The latest changes are part of the NCAA medical advisory group’s new re-socialization guidelines expected to be released to schools on Thursday. The new protocols are a response to the surging omicron variant, which represents 95.4% of new COVID-19 cases in the United States last week, according to the latest estimate report released by the CDC on Tuesday. The variant is moving across the U.S. as well as college sports, having forced the cancellation of six bowls games and more than 200 men’s and women’s basketball games.
According to feedback from the NCAA to college administrators, officials are not, as of now, contemplating a cancellation of winter championships nor are they examining a waiver modification in qualifying for championships as was the case last year. March Madness is roughly two months away, and the college football national championship game between Alabama and Georgia is scheduled for Monday in Indianapolis. Both the Bulldogs and the Tide have confirmed publicly that they are more than 90% boosted.
Because of the speed in which omicron spreads, officials believe cases will begin to sharply decline in the next two-to-three weeks. Physicians are still not seeing COVID-19 transmission during games, NCAA chief medical officer Brian Hainline told administrators.
With its change regarding the booster, the NCAA medical group is stretching beyond even the CDC, which does not yet require the booster shot to deem people fully vaccinated. However, the CDC strongly encourages booster shots for those eligible. According to the NCAA’s new guidance, those who have gotten the booster are considered fully vaccinated immediately. There is not an immunization period as there was with previous vaccines.
While the new NCAA guidance strengthens the definition of a fully vaccinated person, it reflects the state of the pandemic with a relaxation of some protocols.
For instance, those vaccinated or unvaccinated who test positive for COVID-19 can return to athletic activity without a mask as long as they produce a negative test after their five days of isolation. This is a significant change that may avoid more game cancellations, and it is a policy that differs from CDC guidelines.
The CDC recommends COVID-19 positives mask up for five days after leaving isolation. Unvaccinated close contacts must quarantine for five days, but in a new change, they are eligible to return to athletic activity unmasked with a negative test.
The changes are in response to the COVID-19 pandemic inching closer to what’s being described as an “endemic,” a disease that regularly lives among a population, such as the flu. In interviews last month, several physicians suggested that medical task forces across college sports were exploring ways to relax guidelines given the state of the pandemic and that the NCAA itself was in communication with the CDC.
“Conversations are being had,” said Jeremy Cauwels, a member of the NCAA advisory group and the chief physician at Sanford Health in South Dakota. “That’s the hard part—truly understanding when somebody is no longer infectious. The CDC doesn’t differentiate between a 70-year old and a college athlete. That’s some of the work the NCAA is trying to do: Can we say there is a standard of safety that may be shorter for a vaccinated college athlete than your average 70-year old?”

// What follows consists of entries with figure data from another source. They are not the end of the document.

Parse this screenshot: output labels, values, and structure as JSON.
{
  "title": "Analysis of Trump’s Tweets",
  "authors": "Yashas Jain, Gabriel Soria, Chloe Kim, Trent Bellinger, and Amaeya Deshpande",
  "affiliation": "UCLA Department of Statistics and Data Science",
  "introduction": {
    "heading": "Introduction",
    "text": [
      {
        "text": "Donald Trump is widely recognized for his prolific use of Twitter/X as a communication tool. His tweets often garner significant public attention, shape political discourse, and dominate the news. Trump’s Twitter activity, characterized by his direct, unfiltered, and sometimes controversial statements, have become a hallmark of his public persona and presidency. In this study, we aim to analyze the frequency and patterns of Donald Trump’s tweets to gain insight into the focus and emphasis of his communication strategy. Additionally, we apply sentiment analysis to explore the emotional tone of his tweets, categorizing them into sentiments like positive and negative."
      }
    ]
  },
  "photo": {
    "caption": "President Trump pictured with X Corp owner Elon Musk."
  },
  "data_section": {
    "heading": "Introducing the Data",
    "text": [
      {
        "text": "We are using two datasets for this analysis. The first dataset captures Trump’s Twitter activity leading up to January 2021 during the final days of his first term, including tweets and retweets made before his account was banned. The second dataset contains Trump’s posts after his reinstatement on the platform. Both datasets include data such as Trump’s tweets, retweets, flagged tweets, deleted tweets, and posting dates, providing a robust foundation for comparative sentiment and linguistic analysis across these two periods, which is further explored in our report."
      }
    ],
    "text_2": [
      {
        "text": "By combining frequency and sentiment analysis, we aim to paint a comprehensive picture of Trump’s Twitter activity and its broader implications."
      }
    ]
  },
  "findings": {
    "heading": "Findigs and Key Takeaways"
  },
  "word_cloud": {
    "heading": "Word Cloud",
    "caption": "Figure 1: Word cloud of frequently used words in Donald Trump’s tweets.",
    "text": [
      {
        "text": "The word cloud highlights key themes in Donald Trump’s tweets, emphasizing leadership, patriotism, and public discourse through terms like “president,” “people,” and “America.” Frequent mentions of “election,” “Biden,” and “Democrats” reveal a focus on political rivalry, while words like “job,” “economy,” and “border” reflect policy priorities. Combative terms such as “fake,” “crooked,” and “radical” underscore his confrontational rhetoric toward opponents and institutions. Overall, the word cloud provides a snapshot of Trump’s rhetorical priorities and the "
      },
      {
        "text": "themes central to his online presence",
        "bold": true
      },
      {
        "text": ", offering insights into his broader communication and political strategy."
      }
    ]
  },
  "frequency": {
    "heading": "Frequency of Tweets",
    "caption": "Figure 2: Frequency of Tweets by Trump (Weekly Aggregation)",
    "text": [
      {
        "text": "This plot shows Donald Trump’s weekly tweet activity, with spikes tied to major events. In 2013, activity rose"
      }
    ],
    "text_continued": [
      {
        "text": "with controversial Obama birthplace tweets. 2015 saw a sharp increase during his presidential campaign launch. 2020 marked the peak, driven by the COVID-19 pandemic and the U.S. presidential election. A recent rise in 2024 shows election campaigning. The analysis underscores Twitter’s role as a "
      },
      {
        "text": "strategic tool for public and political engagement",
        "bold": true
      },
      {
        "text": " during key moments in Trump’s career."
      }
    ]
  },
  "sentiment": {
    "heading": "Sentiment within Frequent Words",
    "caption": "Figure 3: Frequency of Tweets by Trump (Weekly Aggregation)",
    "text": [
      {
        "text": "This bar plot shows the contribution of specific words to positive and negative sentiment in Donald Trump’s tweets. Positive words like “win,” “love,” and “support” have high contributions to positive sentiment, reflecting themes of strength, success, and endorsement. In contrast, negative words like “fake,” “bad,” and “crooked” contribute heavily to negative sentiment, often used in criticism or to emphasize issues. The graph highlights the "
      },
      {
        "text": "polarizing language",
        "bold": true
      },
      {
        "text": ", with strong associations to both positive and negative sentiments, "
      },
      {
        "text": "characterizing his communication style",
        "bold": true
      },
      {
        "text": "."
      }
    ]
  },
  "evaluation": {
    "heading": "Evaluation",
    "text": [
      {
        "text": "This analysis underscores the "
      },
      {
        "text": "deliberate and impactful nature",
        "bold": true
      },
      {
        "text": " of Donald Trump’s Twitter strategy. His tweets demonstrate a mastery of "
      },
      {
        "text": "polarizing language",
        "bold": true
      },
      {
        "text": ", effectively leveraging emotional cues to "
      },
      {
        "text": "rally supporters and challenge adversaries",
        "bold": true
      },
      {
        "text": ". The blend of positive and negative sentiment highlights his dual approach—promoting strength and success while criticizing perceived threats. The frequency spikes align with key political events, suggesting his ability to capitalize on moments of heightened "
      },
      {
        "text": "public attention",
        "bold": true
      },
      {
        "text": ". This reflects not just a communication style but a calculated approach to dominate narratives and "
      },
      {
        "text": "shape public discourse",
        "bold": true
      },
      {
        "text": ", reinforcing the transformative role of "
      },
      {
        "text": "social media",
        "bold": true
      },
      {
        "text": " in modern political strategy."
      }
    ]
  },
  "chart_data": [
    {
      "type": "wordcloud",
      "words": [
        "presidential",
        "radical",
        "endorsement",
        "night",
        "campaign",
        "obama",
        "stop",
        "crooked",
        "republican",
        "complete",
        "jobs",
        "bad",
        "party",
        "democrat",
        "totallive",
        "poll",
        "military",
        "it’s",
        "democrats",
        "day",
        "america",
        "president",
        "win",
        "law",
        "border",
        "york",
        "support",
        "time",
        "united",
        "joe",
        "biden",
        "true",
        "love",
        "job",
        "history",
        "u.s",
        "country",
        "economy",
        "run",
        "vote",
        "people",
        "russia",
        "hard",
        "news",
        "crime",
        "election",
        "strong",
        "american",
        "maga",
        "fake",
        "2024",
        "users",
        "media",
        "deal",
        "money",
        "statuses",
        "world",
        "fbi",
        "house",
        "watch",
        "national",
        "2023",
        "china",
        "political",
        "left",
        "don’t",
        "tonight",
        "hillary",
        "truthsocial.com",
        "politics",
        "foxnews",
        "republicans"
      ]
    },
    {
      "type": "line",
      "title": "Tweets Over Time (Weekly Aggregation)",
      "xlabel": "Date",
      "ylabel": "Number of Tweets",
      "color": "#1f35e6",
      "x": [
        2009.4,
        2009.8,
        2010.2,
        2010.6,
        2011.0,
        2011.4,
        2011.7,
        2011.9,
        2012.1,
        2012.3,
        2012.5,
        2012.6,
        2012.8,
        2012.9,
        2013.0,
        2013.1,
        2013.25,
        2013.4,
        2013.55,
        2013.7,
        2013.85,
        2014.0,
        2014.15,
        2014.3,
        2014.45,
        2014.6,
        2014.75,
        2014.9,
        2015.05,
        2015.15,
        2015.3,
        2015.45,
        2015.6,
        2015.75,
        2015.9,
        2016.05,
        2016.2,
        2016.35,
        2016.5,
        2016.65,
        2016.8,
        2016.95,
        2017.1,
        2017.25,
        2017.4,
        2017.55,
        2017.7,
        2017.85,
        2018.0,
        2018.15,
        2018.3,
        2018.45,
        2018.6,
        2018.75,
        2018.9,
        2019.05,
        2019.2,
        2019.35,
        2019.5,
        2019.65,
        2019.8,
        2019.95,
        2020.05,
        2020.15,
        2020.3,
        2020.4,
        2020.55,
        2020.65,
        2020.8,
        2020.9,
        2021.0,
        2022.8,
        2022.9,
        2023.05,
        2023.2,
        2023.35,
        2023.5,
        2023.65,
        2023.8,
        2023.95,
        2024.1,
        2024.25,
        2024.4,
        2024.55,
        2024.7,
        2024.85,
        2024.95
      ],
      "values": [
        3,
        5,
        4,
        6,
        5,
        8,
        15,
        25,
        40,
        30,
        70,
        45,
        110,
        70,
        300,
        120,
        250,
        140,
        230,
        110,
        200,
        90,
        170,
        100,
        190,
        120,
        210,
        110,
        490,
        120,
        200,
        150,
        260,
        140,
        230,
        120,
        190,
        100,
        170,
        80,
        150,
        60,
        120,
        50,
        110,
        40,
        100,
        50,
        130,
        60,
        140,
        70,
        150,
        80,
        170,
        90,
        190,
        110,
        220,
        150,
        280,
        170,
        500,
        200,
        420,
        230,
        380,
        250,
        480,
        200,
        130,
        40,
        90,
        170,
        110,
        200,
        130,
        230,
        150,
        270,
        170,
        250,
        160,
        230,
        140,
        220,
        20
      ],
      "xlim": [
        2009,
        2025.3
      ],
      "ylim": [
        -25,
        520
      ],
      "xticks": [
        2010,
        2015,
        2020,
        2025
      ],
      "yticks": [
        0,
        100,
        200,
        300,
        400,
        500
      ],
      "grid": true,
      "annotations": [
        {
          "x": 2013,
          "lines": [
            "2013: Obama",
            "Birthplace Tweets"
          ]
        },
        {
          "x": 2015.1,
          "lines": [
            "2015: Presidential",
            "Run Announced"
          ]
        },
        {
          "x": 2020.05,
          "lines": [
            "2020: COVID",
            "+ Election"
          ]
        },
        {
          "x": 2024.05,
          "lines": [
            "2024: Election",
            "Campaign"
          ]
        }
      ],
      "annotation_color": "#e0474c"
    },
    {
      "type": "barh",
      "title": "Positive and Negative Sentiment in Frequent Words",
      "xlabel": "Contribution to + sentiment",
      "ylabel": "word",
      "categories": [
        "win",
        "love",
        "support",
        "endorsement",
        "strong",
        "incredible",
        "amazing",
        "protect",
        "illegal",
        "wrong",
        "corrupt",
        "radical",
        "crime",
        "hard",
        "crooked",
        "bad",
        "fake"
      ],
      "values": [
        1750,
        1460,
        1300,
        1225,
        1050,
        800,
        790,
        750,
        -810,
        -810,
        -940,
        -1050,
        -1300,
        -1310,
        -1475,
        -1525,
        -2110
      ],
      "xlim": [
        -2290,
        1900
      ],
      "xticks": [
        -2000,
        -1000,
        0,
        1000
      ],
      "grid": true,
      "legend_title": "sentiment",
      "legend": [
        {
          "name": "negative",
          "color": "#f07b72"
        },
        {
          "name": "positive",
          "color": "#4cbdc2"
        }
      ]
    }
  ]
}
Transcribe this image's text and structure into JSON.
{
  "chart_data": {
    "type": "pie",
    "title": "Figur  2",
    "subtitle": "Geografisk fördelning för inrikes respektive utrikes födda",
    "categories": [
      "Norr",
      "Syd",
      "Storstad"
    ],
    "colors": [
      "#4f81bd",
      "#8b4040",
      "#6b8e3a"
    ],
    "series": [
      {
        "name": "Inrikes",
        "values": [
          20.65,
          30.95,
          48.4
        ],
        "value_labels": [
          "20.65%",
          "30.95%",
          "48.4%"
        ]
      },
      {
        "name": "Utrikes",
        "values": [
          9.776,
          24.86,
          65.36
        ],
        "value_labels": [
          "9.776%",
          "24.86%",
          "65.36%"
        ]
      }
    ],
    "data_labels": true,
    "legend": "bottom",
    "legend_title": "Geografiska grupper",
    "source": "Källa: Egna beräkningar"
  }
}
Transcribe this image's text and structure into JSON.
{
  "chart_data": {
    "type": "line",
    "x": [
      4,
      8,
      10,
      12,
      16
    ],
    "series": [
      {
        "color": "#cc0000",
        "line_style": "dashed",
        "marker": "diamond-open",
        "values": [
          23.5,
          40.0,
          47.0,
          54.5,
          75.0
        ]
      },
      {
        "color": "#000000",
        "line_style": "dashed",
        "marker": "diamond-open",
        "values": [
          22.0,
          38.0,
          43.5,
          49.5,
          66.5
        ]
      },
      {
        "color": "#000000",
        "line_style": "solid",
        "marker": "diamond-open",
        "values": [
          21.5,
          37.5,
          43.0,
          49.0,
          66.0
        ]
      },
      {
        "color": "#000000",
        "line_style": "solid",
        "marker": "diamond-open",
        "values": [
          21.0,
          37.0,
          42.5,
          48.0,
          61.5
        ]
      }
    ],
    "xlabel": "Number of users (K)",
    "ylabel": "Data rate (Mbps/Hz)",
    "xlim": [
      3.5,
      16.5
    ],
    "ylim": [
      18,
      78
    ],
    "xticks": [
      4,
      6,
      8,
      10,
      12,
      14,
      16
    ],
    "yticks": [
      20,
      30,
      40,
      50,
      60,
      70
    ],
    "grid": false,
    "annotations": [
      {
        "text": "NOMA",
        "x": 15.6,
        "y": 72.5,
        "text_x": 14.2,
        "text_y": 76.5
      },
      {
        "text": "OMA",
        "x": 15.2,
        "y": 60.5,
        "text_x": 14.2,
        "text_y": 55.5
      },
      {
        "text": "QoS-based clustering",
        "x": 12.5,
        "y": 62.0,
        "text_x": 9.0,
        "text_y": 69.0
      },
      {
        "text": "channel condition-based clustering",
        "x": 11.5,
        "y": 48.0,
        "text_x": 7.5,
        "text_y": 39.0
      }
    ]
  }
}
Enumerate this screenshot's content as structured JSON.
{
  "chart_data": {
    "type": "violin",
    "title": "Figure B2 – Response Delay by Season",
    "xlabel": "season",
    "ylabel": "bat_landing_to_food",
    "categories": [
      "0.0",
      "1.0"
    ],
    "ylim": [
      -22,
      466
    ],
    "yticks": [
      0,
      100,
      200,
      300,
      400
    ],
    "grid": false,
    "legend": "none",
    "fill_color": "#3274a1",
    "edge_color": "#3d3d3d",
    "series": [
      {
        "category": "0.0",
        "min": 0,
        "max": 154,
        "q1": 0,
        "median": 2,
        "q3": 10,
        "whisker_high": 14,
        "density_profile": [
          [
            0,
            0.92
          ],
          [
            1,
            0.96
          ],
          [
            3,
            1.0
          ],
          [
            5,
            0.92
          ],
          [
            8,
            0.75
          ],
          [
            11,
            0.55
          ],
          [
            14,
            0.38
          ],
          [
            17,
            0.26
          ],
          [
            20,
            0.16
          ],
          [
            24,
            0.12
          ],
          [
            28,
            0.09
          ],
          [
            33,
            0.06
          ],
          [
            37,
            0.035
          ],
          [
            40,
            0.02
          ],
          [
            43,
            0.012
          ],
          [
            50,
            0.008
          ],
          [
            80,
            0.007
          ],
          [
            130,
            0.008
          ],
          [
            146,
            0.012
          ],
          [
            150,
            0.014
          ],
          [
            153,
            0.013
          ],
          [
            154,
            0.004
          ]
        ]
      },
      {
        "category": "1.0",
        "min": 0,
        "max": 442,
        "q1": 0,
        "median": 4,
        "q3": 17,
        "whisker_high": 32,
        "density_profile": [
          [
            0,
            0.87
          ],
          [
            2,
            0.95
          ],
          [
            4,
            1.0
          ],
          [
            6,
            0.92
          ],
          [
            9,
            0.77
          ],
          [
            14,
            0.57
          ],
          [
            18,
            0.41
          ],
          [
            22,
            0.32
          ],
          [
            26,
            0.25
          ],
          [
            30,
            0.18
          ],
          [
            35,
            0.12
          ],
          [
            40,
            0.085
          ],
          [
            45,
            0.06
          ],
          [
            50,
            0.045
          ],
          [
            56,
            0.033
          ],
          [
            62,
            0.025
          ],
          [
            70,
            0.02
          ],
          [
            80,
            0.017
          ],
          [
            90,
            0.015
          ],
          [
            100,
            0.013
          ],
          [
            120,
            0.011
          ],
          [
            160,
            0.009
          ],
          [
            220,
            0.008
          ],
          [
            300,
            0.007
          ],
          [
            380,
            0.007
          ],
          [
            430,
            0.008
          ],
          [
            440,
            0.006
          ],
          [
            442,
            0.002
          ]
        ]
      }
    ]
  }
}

There is another issue. With any COVID-related changes, universities remain at the mercy of their local health departments, some of which are more risk-averse and might not approve relaxing protocols.
In its new recommendations, the NCAA is leaving the door ajar for some schools and conferences to do away completely with surveillance testing if their local community’s COVID-19 rates are at a manageable or low number. But if a team has what is termed “sustained transmission,” the team should consider testing all close contacts immediately, even if they are vaccinated and boosted. Sustained transmission is defined as three or more positives on a team of 50 or fewer players, or 5% percent for a team of more than 50.